Mrs Nyang Njie explained further that in 2012, a new outbreak was reported in Central River Region threatening livestock production and becoming an obstacle to livestock development.
“In some areas in the Central River and Upper River Regions, cattle losses within the range of 40 to 50 per cent normality were reported with some farmers losing their entire herds,” she said.
According to her, The Gambia depends largely on agriculture for the survival of the majority of its population. Livestock production and development, she added, is also an important component of agriculture in the country.
“Livestock is like a savings account for farmers.
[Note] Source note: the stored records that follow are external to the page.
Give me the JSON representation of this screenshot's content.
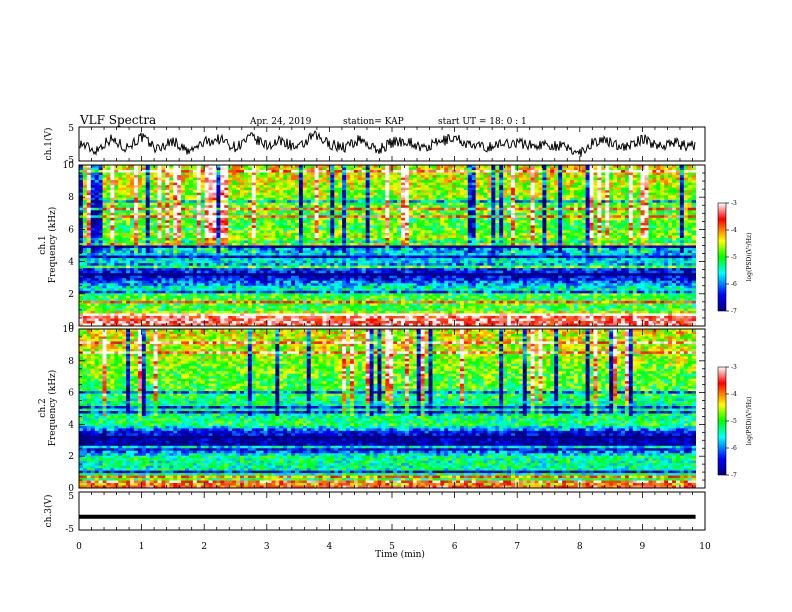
{
  "header": {
    "title": "VLF Spectra",
    "date": "Apr. 24, 2019",
    "station": "station= KAP",
    "start": "start  UT =   18: 0   : 1"
  },
  "chart_data": [
    {
      "type": "line",
      "panel": "ch1",
      "ylabel": "ch.1(V)",
      "xlim": [
        0,
        10
      ],
      "ylim": [
        -5,
        5
      ],
      "yticks": [
        "5",
        "-5"
      ],
      "x": [
        0,
        0.25,
        0.5,
        0.75,
        1,
        1.25,
        1.5,
        1.75,
        2,
        2.25,
        2.5,
        2.75,
        3,
        3.25,
        3.5,
        3.75,
        4,
        4.25,
        4.5,
        4.75,
        5,
        5.25,
        5.5,
        5.75,
        6,
        6.25,
        6.5,
        6.75,
        7,
        7.25,
        7.5,
        7.75,
        8,
        8.25,
        8.5,
        8.75,
        9,
        9.25,
        9.5,
        9.75,
        9.85
      ],
      "y": [
        0.5,
        -2.0,
        1.5,
        -1.0,
        2.0,
        -1.5,
        1.0,
        -2.5,
        0.5,
        1.5,
        -1.0,
        2.0,
        -0.5,
        1.0,
        -1.5,
        2.5,
        0.0,
        -1.0,
        1.5,
        -2.0,
        0.5,
        1.0,
        -1.5,
        0.5,
        2.0,
        -0.5,
        -1.0,
        0.0,
        0.5,
        -0.5,
        0.0,
        -1.0,
        -2.5,
        1.0,
        0.5,
        -1.0,
        1.5,
        -0.5,
        0.5,
        -1.0,
        0.0
      ]
    },
    {
      "type": "heatmap",
      "panel": "ch2",
      "ylabel": "ch.1 Frequency (kHz)",
      "xlim": [
        0,
        10
      ],
      "ylim": [
        0,
        10
      ],
      "yticks": [
        "0",
        "2",
        "4",
        "6",
        "8",
        "10"
      ],
      "colorbar": {
        "label": "log(PSD)(V²/Hz)",
        "range": [
          -7,
          -3
        ],
        "ticks": [
          "-3",
          "-4",
          "-5",
          "-6",
          "-7"
        ]
      },
      "band_level_by_kHz": [
        [
          0.0,
          -3.4
        ],
        [
          0.5,
          -3.3
        ],
        [
          1.0,
          -5.0
        ],
        [
          2.0,
          -5.0
        ],
        [
          2.5,
          -5.7
        ],
        [
          3.0,
          -6.6
        ],
        [
          3.5,
          -6.4
        ],
        [
          4.0,
          -5.6
        ],
        [
          4.5,
          -5.7
        ],
        [
          5.0,
          -6.0
        ],
        [
          5.5,
          -4.5
        ],
        [
          6.0,
          -5.0
        ],
        [
          7.0,
          -4.9
        ],
        [
          8.0,
          -4.7
        ],
        [
          9.0,
          -4.5
        ],
        [
          10.0,
          -4.4
        ]
      ]
    },
    {
      "type": "heatmap",
      "panel": "ch3",
      "ylabel": "ch.2 Frequency (kHz)",
      "xlim": [
        0,
        10
      ],
      "ylim": [
        0,
        10
      ],
      "yticks": [
        "0",
        "2",
        "4",
        "6",
        "8",
        "10"
      ],
      "colorbar": {
        "label": "log(PSD)(V²/Hz)",
        "range": [
          -7,
          -3
        ],
        "ticks": [
          "-3",
          "-4",
          "-5",
          "-6",
          "-7"
        ]
      },
      "band_level_by_kHz": [
        [
          0.0,
          -3.4
        ],
        [
          0.5,
          -5.0
        ],
        [
          1.0,
          -5.4
        ],
        [
          2.0,
          -5.3
        ],
        [
          2.5,
          -6.8
        ],
        [
          3.0,
          -6.9
        ],
        [
          3.5,
          -6.5
        ],
        [
          4.0,
          -5.1
        ],
        [
          4.5,
          -5.3
        ],
        [
          5.0,
          -5.4
        ],
        [
          5.5,
          -5.3
        ],
        [
          6.0,
          -5.0
        ],
        [
          7.0,
          -4.9
        ],
        [
          8.0,
          -4.7
        ],
        [
          9.0,
          -4.5
        ],
        [
          10.0,
          -4.4
        ]
      ]
    },
    {
      "type": "line",
      "panel": "ch4",
      "ylabel": "ch.3(V)",
      "xlim": [
        0,
        10
      ],
      "ylim": [
        -5,
        5
      ],
      "yticks": [
        "5",
        "-5"
      ],
      "x": [
        0,
        9.85
      ],
      "y": [
        -1.5,
        -1.5
      ],
      "xlabel": "Time  (min)",
      "xticks": [
        "0",
        "1",
        "2",
        "3",
        "4",
        "5",
        "6",
        "7",
        "8",
        "9",
        "10"
      ]
    }
  ]
}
With such a high mortality rate, farmers will lose their livelihood and will not be able to feed their families or gain any income thus becoming poorer,” she stated.
This, she explained, was the reason why in their new country strategy paper called CSPV, they have committed themselves to four core objectives among which is to promote sustainable agricultureand control over natural resources to enhance improved lives and livelihoods of people living in poverty and social exclusion.
Mrs Nyang-Njie also highlighted some of the programmes they have implemented in communities to help improve their livelihoods such as the support to Rice Growers Cooperation in the production, processing and marketing of produce.
She finally expressed hope that the issues discussed and message developed during the workshop will be taken to further their subsequent activities to ensure farmers, herdsmen, butchers and the public understand CBPP and know what to do when they occur.